Economisti e analisti si spaccano la testa sui numeri sempre più invisibili dell’inflazione europea e riempiono infinite pagine per spiegare che il Qe va fatto subito e che semmai andava già fatto settimane o mesi o anni fa. Ma perché la Bce dovrebbe spendere la sua arma strategica proprio adesso, in un momento in cui il cambio dell’euro scende di suo e in cui la borsa tedesca è tornata vicinissima ai massimi storici? Mangiare un biscotto e tenerselo, dicono gli inglesi. Ottenere qualcosa dando in cambio solo una promessa permetterà di spendere il Qe sovrano quando ce ne sarà davvero bisogno, quando e se l’Ucraina tornerà a infiammarsi, quando e se la Grecia andrà a elezioni anticipate, quando e se uno shock esogeno ci sorprenderà. Certo, non si potrà rimandare all’infinito, pena la perdita di credibilità. Probabilmente si agirà il 22 gennaio, ma si potrà anche aspettare fino a marzo.
La fonte della speranza, dicono ancora gli inglesi, zampilla eterna. La delusione per una riunione della Bce andata a vuoto dura poche ore e subito comincia l’attesa febbrile per la riunione successiva. Nessuno osa mettersi seriamente al ribasso con un Qe sovrano alle porte e così il mercato continua inerzialmente a salire.
La caduta del petrolio rafforza le attese. Una volta, fino alla prima metà degli anni Ottanta, le banche centrali si comportavano in modo prociclico. Quando il greggio saliva alzavano i tassi per combattere l’inflazione e quando scendeva li tagliavano.
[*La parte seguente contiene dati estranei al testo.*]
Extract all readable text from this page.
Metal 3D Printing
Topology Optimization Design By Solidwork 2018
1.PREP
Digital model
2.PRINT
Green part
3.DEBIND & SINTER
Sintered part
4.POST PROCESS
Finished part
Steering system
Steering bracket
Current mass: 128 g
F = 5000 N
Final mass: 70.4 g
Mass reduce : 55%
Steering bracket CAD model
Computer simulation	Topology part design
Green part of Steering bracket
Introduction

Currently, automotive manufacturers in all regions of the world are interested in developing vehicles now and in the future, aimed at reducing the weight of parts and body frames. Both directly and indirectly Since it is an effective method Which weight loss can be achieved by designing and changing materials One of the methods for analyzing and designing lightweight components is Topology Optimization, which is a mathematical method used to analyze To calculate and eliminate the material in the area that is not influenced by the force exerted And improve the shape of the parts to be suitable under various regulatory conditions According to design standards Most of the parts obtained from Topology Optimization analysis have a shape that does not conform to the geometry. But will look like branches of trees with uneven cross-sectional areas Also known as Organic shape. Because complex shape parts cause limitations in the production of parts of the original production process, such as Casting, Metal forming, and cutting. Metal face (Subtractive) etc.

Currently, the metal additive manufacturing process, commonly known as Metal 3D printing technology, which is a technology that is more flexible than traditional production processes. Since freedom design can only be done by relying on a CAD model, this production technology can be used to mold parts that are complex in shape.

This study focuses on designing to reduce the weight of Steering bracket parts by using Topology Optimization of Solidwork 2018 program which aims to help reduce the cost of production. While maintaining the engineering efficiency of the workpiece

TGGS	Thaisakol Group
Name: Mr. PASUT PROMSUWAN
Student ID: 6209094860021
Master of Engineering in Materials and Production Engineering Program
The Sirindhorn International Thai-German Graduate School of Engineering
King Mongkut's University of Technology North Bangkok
Poi si è fatta strada l’idea che una banca centrale deve essere indifferente al corso erratico di alimentari ed energia. Oggi si torna all’approccio prociclico.
Il petrolio debole è già espansivo di suo, ma poiché fa scendere l’inflazione (considerata bene scarso e prezioso) è bene che la politica monetaria si faccia ancora più espansiva.
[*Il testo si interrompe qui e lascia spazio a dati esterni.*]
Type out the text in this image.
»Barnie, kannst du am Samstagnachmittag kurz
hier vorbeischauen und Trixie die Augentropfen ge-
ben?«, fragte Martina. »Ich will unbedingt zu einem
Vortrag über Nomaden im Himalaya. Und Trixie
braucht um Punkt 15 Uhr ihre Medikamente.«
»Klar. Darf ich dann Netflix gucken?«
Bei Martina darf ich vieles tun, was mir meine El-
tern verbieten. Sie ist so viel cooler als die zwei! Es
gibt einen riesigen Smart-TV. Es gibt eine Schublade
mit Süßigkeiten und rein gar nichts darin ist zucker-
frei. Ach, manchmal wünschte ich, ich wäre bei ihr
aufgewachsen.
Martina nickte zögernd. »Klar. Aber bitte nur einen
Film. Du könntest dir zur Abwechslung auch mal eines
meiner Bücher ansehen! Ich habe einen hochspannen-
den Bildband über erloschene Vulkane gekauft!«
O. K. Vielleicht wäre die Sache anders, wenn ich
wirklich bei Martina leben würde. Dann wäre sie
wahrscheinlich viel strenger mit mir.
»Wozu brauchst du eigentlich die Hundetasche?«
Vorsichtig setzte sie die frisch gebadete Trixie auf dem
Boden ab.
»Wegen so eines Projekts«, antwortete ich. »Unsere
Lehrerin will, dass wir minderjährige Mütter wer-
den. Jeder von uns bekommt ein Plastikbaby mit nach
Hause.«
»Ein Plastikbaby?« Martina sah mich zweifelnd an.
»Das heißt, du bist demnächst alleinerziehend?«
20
Abbiamo accarezzato per qualche tempo l’idea di iniziare a ridurre lentamente, e solo approfittando di nuovi massimi, la sovraesposizione azionaria. Con il petrolio che ha finalmente rivelato la sua strutturale debolezza e con la Bce che si prodiga per indebolire l’euro e ridurre il premio per il rischio questa riduzione può essere realizzata ancora più lentamente.
Su eventuale e temporanea debolezza degli asset europei si può anzi comprare.